With hospital stays becoming more expensive, the federal government reducing the services it will reimburse, hospitals nationwide consolidating and fewer people traveling long distances for care, the physical spaces needed to deliver health care are changing rapidly.
For the construction industry, this means builders and developers have the opportunity to repurpose former hospital structures and develop ambulatory care centers, outpatient centers and medical malls. This trend can be seen across the country, and it shows no signs of abating.
This is especially significant in American shopping malls, where visitors are accessing outpatient health care along with retail, dining and entertainment. Retailers are increasingly affected by e-commerce, forcing them to find new tenants and uses for vacant space. Thirty-eight percent of urgent care centers are located in shopping centers, according to a 2014 survey by the Urgent Care Association of America.
Repurposing retail space for health care requires substantial renovations of the premises from one large space into a reception area, examination rooms, a waiting area and doctors’ offices.
Real estate owners and developers seeking to enter this space need specialized knowledge of medical office buildings (e.g., the layout and design, such as special ceiling heights, restrooms in each office, greater electricity supply for equipment, more water lines, and a reception area and waiting room for each medical office). This is unlike a large office space tenant with many occupants in a single space. Plus, the range of potential tenants for medical office buildings is different than prospective commercial users because it is reached through different brokers.
Construction executives also should keep an eye on situations where hospitals are closing up shop. With prospective patients increasingly traveling to the hospital of their choice, some medical centers’ best bets involve selling land for redevelopment. A recent example is the former St. Vincent’s property in Manhattan, which is now a luxury residential property. An ambulatory care center was built nearby and residents can go to other hospitals in the area.
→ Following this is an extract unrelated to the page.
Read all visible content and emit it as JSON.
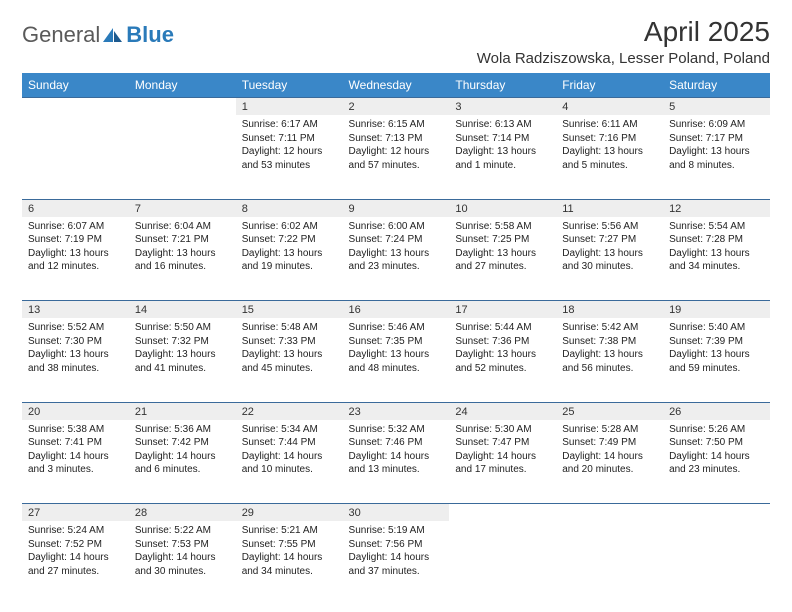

Additionally, hospitals are merging into larger systems while smaller hospitals close and are replaced by “satellites” (ambulatory care centers surrounding the large institutions). The satellites are more user-friendly and accessible and less intimidating, which improves the overall quality of care, especially among people who would not otherwise seek preventative care or treatment. The buildout of such facilities presents opportunity, especially as health care systems with strong balance sheets show a willingness to enter into long-term leases.
Hospitals are in the business of delivering health care, not owning and operating real estate, but they can learn lessons from successful companies in other industries. Many years ago, Marriott split its hotel management and franchise business and removed the real estate debt from the management business. Hospitals can consider similar action, as hospital systems with good credit should be attractive to developers willing to build outpatient centers and ambulatory care facilities to suit for long-term tenants.
With services increasingly occurring in more local settings, great opportunities exist to repurpose old properties and construct new facilities that deliver health care in modern, creative ways. Construction executives need to stay abreast of these changes now and in the years ahead.